The elderly are at the highest risk of suffering a stroke. Recovery is usually slow and minimal in older age groups. Early recognition of the warning signs of a stroke is the cornerstone of treating acute strokes. As effective treatment is available, although not ideal, stroke prevention will remain the best way to reduce the global burden of stroke. 

  • This article is a contribution of The Star Health & Ageing Panel, a group of panellists who are not just opinion leaders in their respective fields of medical expertise, but have wide experience in medical health education for the public. 

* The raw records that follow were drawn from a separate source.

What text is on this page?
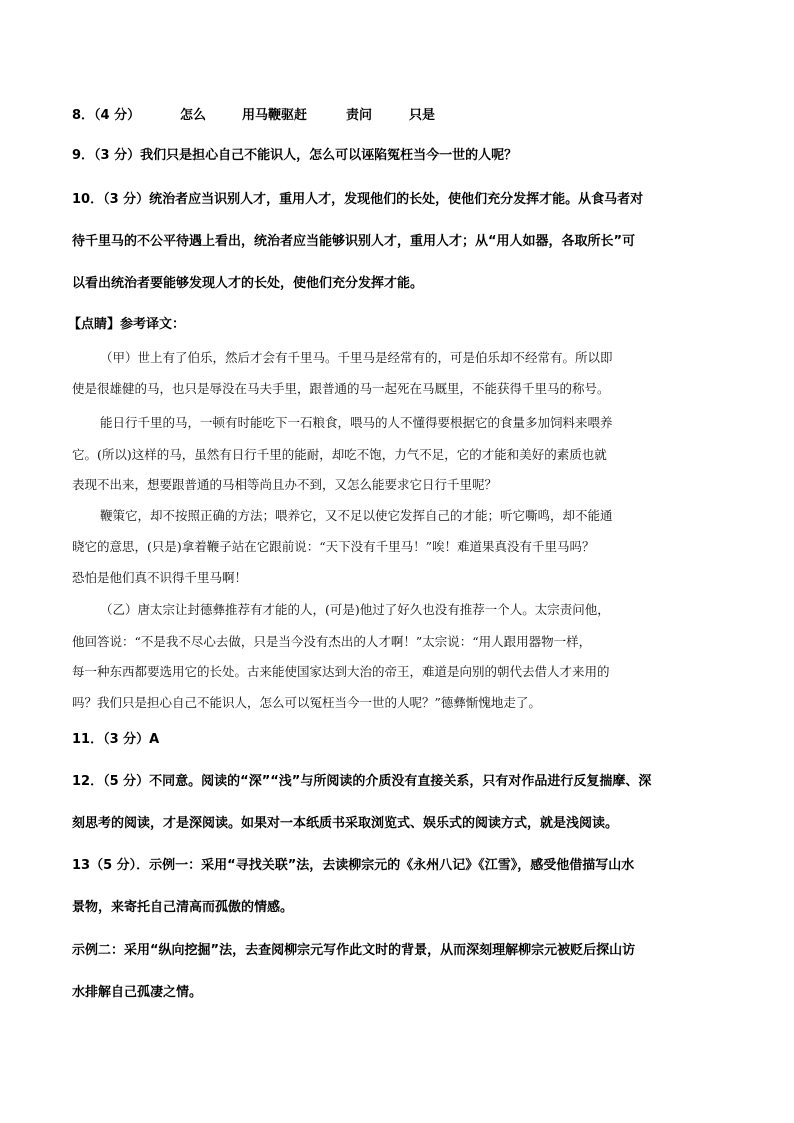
8．（4 分）	怎么	用马鞭驱赶	责问	只是
9．（3 分）我们只是担心自己不能识人，怎么可以诬陷冤枉当今一世的人呢？
10．（3 分）统治者应当识别人才，重用人才，发现他们的长处，使他们充分发挥才能。从食马者对
待千里马的不公平待遇上看出，统治者应当能够识别人才，重用人才；从“用人如器，各取所长”可
以看出统治者要能够发现人才的长处，使他们充分发挥才能。
【点睛】参考译文：
（甲）世上有了伯乐，然后才会有千里马。千里马是经常有的，可是伯乐却不经常有。所以即
使是很雄健的马，也只是辱没在马夫手里，跟普通的马一起死在马厩里，不能获得千里马的称号。
能日行千里的马，一顿有时能吃下一石粮食，喂马的人不懂得要根据它的食量多加饲料来喂养
它。(所以)这样的马，虽然有日行千里的能耐，却吃不饱，力气不足，它的才能和美好的素质也就
表现不出来，想要跟普通的马相等尚且办不到，又怎么能要求它日行千里呢？
鞭策它，却不按照正确的方法；喂养它，又不足以使它发挥自己的才能；听它嘶鸣，却不能通
晓它的意思，(只是)拿着鞭子站在它跟前说：“天下没有千里马！”唉！难道果真没有千里马吗？
恐怕是他们真不识得千里马啊！
（乙）唐太宗让封德彝推荐有才能的人，(可是)他过了好久也没有推荐一个人。太宗责问他，
他回答说：“不是我不尽心去做，只是当今没有杰出的人才啊！”太宗说：“用人跟用器物一样，
每一种东西都要选用它的长处。古来能使国家达到大治的帝王，难道是向别的朝代去借人才来用的
吗？我们只是担心自己不能识人，怎么可以冤枉当今一世的人呢？”德彝惭愧地走了。
11．（3 分）A
12．（5 分）不同意。阅读的“深”“浅”与所阅读的介质没有直接关系，只有对作品进行反复揣摩、深
刻思考的阅读，才是深阅读。如果对一本纸质书采取浏览式、娱乐式的阅读方式，就是浅阅读。
13（5 分）．示例一：采用“寻找关联”法，去读柳宗元的《永州八记》《江雪》，感受他借描写山水
景物，来寄托自己清高而孤傲的情感。
示例二：采用“纵向挖掘”法，去查阅柳宗元写作此文时的背景，从而深刻理解柳宗元被贬后探山访
水排解自己孤凄之情。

    This group of specialist doctors and members of the academia are committed to public education, and the weeks ahead will see numerous articles on aspects of healthy ageing and the prevention of disability in men and women. 

    The members of the panel include: Datuk Dr Tan Hui Meng, consultant urologist; Dr Yap Piang Kian, consultant endocrinologist; Dr Azhari Rosman, consultant cardiologist; A/Prof Dr Philip Poi, consultant geriatrician; Dr Hew Fen Lee, consultant endocrinologist; A/Prof Sarinah Low, psychologist; Dr Nor Ashikin Mokhtar, consultant obstetrician and gynaecologist; Dr Guna Sittampalam, consultant obstetrician and gynaecologist; Dr Ting Hoon Chin, consultant dermatologist; Dr Ng Wai Keong, consultant neurologist. 

    The Star Health & Ageing Advisory Panel provides this information for educational purposes only and it should not be construed as personal medical advice. Information published in this article is not meant to replace, supplant or augment a consultation with a health professional regarding the reader’s own medical care. 

    Doing well

    CHAN Swee Cheong was still working at the age of 78. He was a healthy 78, with no serious medical problems. The only niggly thing he would occasionally complain of was numbness in his legs. He also had a slight heart condition, where his heart rate would fluctuate at times. Apart from that, he was well.  

    Then one day at work during his tea-break, he just fainted. His son recalls: “The people at the office rushed him to the clinic. After treatment at the clinic, he seemed to look fine. But as the GP told us to take him to the hospital, we did just that,” said his son. 

    It had turned out that Chan had a stroke. 

    “On the way to the hospital, his legs started to become numb and started to get weaker. He also started to slur. It was good that we managed to get him in quickly and got immediate treatment at the hospital. 

    “He was there for a week before he was discharged, and hr recovered steadily. We were told that it was a good thing we got him in within three hours to the hospital, as the doctors were able to give him appropriate treatment to reduce the effects of his stroke. 

    “There are no serious after-effects now and my father seems to be doing fine. The numbness in his legs and the slur has gone. But he still has to take his medications and go for a check-up every two months,” he says.